When someone dies in California, there is a good chance that part, if not all, of the decedent’s estate, will go through probate. This is the process in which there is a management and closing of the decedent’s estate.
The individual with the biggest responsibilities during probate is the estate executor. This person has a variety of duties and must follow the instructions laid out in the will.
Basics of probate
According to the California Courts, most estates will go through probate court, unless their value is less than $166,250. Assets that do not go through probate include those that have named beneficiaries, those in which there are joint owners, those in a living trust and those with a transfer-on-death deed.

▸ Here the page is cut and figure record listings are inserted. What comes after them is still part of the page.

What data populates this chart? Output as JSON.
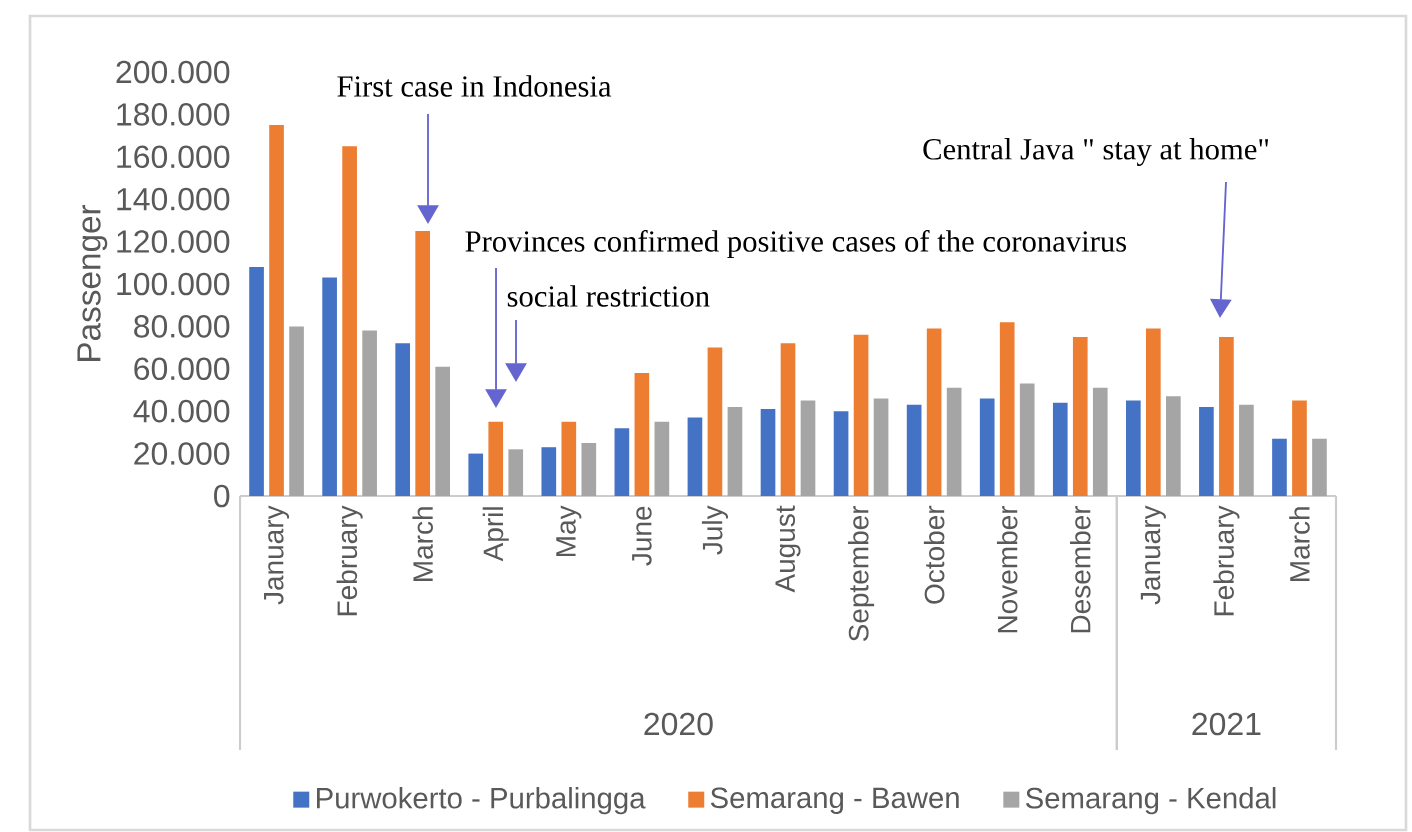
{
  "chart_data": {
    "type": "bar",
    "ylabel": "Passenger",
    "categories": [
      "January",
      "February",
      "March",
      "April",
      "May",
      "June",
      "July",
      "August",
      "September",
      "October",
      "November",
      "Desember",
      "January",
      "February",
      "March"
    ],
    "series": [
      {
        "name": "Purwokerto - Purbalingga",
        "color": "#4472c4",
        "values": [
          108000,
          103000,
          72000,
          20000,
          23000,
          32000,
          37000,
          41000,
          40000,
          43000,
          46000,
          44000,
          45000,
          42000,
          27000
        ]
      },
      {
        "name": "Semarang - Bawen",
        "color": "#ed7d31",
        "values": [
          175000,
          165000,
          125000,
          35000,
          35000,
          58000,
          70000,
          72000,
          76000,
          79000,
          82000,
          75000,
          79000,
          75000,
          45000
        ]
      },
      {
        "name": "Semarang - Kendal",
        "color": "#a5a5a5",
        "values": [
          80000,
          78000,
          61000,
          22000,
          25000,
          35000,
          42000,
          45000,
          46000,
          51000,
          53000,
          51000,
          47000,
          43000,
          27000
        ]
      }
    ],
    "ylim": [
      0,
      200000
    ],
    "yticks": [
      0,
      {
        "value": 20000,
        "label": "20.000"
      },
      {
        "value": 40000,
        "label": "40.000"
      },
      {
        "value": 60000,
        "label": "60.000"
      },
      {
        "value": 80000,
        "label": "80.000"
      },
      {
        "value": 100000,
        "label": "100.000"
      },
      {
        "value": 120000,
        "label": "120.000"
      },
      {
        "value": 140000,
        "label": "140.000"
      },
      {
        "value": 160000,
        "label": "160.000"
      },
      {
        "value": 180000,
        "label": "180.000"
      },
      {
        "value": 200000,
        "label": "200.000"
      }
    ],
    "legend": "bottom",
    "annotations": [
      "First case in Indonesia",
      "Provinces confirmed positive cases of the coronavirus",
      "social restriction",
      "Central Java \"  stay at home\"",
      "2020",
      "2021"
    ]
  }
}
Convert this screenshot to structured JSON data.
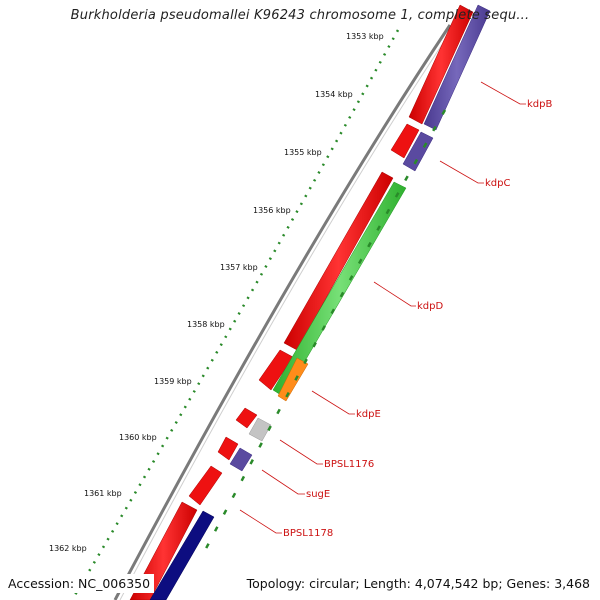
{
  "title": "Burkholderia pseudomallei K96243 chromosome 1, complete sequ...",
  "footer": {
    "accession": "Accession: NC_006350",
    "topology": "Topology: circular; Length: 4,074,542 bp; Genes: 3,468"
  },
  "colors": {
    "backbone": "#8a8a8a",
    "forward_cds": "#ee1111",
    "reverse_cds": "#5a4aa0",
    "reverse_dark": "#0d0d80",
    "kdpD": "#44cc44",
    "kdpE": "#ff8c1a",
    "neutral": "#bbbbbb",
    "ticks": "#2a8a2a",
    "label": "#cc1111"
  },
  "ruler": {
    "ticks": [
      "1353 kbp",
      "1354 kbp",
      "1355 kbp",
      "1356 kbp",
      "1357 kbp",
      "1358 kbp",
      "1359 kbp",
      "1360 kbp",
      "1361 kbp",
      "1362 kbp"
    ]
  },
  "genes": {
    "kdpB": "kdpB",
    "kdpC": "kdpC",
    "kdpD": "kdpD",
    "kdpE": "kdpE",
    "BPSL1176": "BPSL1176",
    "sugE": "sugE",
    "BPSL1178": "BPSL1178"
  }
}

One of the first steps is to determine who will manage the estate. The will may name this person, who would be the executor, or the court will name an individual to be the administrator.
The job of the executor
According to CNBC, the executor’s role is important. Considering that it can take between nine and 18 months to close an estate, this individual must have the time to spend on the various tasks. The executor must locate and safeguard all listed assets, inform the named heirs and contact creditors. In the meantime, this person must maintain any property, such as keep up with lawn work, find a home for the decedent’s pets, take in the mail and keep the interior clean.
The executor must pay the estate’s bills as well as any of its debts. The executor also receives compensation for his or her role, and this comes from the estate itself. The executor must file taxes for the estate and pay any taxes due. After the settling of all financial liabilities, the executor will distribute assets to the respective heirs. After this, the court can officially close the estate.